France Connect, catalyseur des échanges de données entre administrations ?

Officiellement inauguré la semaine dernière, France Connect fournit aux citoyens une identité sur les services publics en ligne. Surtout le service vise à réduire le nombre de pièces justificatives, en autorisant les transferts de données inter-administrations.

Pas moins de deux ministres, Axelle Lemaire et Jean-Vincent Placé – étaient présents, en milieu de semaine dernière, à l’inauguration officielle de France Connect, le service de gestion des identités qui fait figure de composante de base de la stratégie d’Etat plate-forme portée par la Dinsic, la DSI de l’Etat. « Notre ambition est de généraliser l’usage de France Connect d’abord dans le service public et, à terme, de l’exporter également dans la sphère privée », affirme Jean-Vincent Placé, le secrétaire d’Etat à la réforme de l’Etat (en photo ci-dessus). Officiellement créé par un arrêté publié en août 2015, le service compte déjà quelque 25 services actifs, s’appuyant sur 3 fournisseurs d’identité (la Cnam, la DGFiP et La Poste).

« L’histoire de ce service a débuté le 17 septembre 2014, en même temps de que celle de l’Etat plate-forme, raconte Guillaume Blot, le chef du programme Etat plateforme et France Connect. Ce service n’est ni la résurgence d’une carte d’identité électronique, ni un simple identifiant unique. Mais qu’est exactement France Connect ? J’avoue, que le 17 septembre 2014, nous nous posions aussi la question ». Bâti dans le cadre d’une démarche de co-construction (avec 30 open labs ou hackatons, impliquant au total 600 personnes), le service propose aux usagers un accès universel aux services publics en ligne leur évitant de créer un compte à chaque nouvelle administration sollicitée et de jongler avec de multiples identifiants et mots de passe. « Est-il normal que les usagers portent leurs avis d’imposition à d’autres administrations ? », illustre Yannick Girault, chef de la mission stratégie relations aux publics au sein de la DGFiP. « France Connect permet de fluidifier le parcours de l’usager et diminuant le nombre de pièces à fournir. Sur le site Service-public, le format des pièces jointes (utilisées pour envoyer des pièces justificatives, NDLR) demeure le frein principal pour les usagers », explique Régis Pérol, le responsable produits et services numériques de la Dila (Direction de l’information légale et administrative). Autre principe clef du service : c’est le citoyen qui accepte les transferts de données entre administrations, aucun échange n’ayant lieu sans son consentement.

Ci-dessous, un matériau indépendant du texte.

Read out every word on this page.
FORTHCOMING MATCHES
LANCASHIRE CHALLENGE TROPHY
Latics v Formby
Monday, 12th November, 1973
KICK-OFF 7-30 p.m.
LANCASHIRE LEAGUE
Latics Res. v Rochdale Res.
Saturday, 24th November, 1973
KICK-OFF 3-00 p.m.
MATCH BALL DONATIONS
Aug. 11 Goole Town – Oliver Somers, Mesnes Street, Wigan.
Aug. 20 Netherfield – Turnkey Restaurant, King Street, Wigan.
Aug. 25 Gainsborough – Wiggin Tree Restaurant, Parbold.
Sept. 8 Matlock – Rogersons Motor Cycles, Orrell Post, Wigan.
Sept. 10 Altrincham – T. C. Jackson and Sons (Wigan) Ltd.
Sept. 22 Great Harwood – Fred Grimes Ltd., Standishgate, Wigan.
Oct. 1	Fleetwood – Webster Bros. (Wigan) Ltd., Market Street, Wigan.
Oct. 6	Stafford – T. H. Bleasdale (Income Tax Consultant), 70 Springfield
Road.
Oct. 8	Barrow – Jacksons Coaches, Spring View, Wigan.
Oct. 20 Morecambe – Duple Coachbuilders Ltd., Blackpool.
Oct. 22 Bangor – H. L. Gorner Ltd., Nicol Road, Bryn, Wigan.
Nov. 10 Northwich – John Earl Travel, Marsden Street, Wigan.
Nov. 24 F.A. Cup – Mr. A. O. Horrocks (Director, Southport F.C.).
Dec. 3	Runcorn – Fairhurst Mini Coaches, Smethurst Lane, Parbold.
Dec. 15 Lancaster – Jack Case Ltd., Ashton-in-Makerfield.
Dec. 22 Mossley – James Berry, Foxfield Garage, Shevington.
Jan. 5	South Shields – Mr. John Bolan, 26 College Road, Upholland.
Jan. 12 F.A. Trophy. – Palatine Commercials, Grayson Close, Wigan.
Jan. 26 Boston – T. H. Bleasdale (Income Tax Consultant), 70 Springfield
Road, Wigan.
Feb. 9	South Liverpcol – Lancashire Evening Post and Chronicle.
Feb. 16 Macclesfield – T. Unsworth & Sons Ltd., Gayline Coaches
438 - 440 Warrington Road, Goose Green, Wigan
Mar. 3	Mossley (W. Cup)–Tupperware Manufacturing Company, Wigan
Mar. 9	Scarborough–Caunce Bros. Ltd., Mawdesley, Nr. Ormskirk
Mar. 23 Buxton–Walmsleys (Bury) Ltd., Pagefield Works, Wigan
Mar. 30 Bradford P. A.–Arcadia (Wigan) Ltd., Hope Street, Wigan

21 projets PIA font appel à France Connect

Lemaire
Axelle Lemaire

La secrétaire d’Etat au Numérique, Axelle Lemaire, identifie, elle, un autre ingrédient nécessaire à la réussite de France Connect : le design. « C’est notre responsabilité collective de démontrer aux citoyens notre capacité à délivrer des services optimaux et personnalisés, lance-t-elle. Les économies que nous dégagerons ne seront qu’un effet connexe ; une dématérialisation sèche des services publics ne serait pas acceptable pour les citoyens. »

Après des expérimentations démarrées dès l’été 2015, avec le Conseil Départemental des Alpes-Maritimes, France Connect est officiellement en régime nominal depuis la fin mars, avec près de 90 000 usagers différents. « Au total, avec les trois fournisseurs actuels, on fédère plus de 22 millions d’identités, précise Guillaume Blot. L’Insee, de son côté, jouant un rôle central en assurant la vérification des identités via le répertoire national des personnes physiques. » En plus des services utilisateurs actuels (Service-public, le permis à points, la Caisse nationale d’assurance vieillesse…), 21 projets s’inscrivant dans le cadre de l’appel à projets du PIA (Programme d’investissements d’avenir) sur la transformation numérique, doté de 150 millions d’euros, s’appuient sur le service d’identité. Citons le cas  du ministère de l’Intérieur, visant à créer un France Connect dédié aux élus et agents de l’Etat, ou encore Palyma, projet qui voit Paris, Lyon et Marseille travailler de concert sur les vignettes de stationnement. « Nous allons aussi travailler avec les professions réglementées comme les experts comptables », ajoute Guillaume Blot.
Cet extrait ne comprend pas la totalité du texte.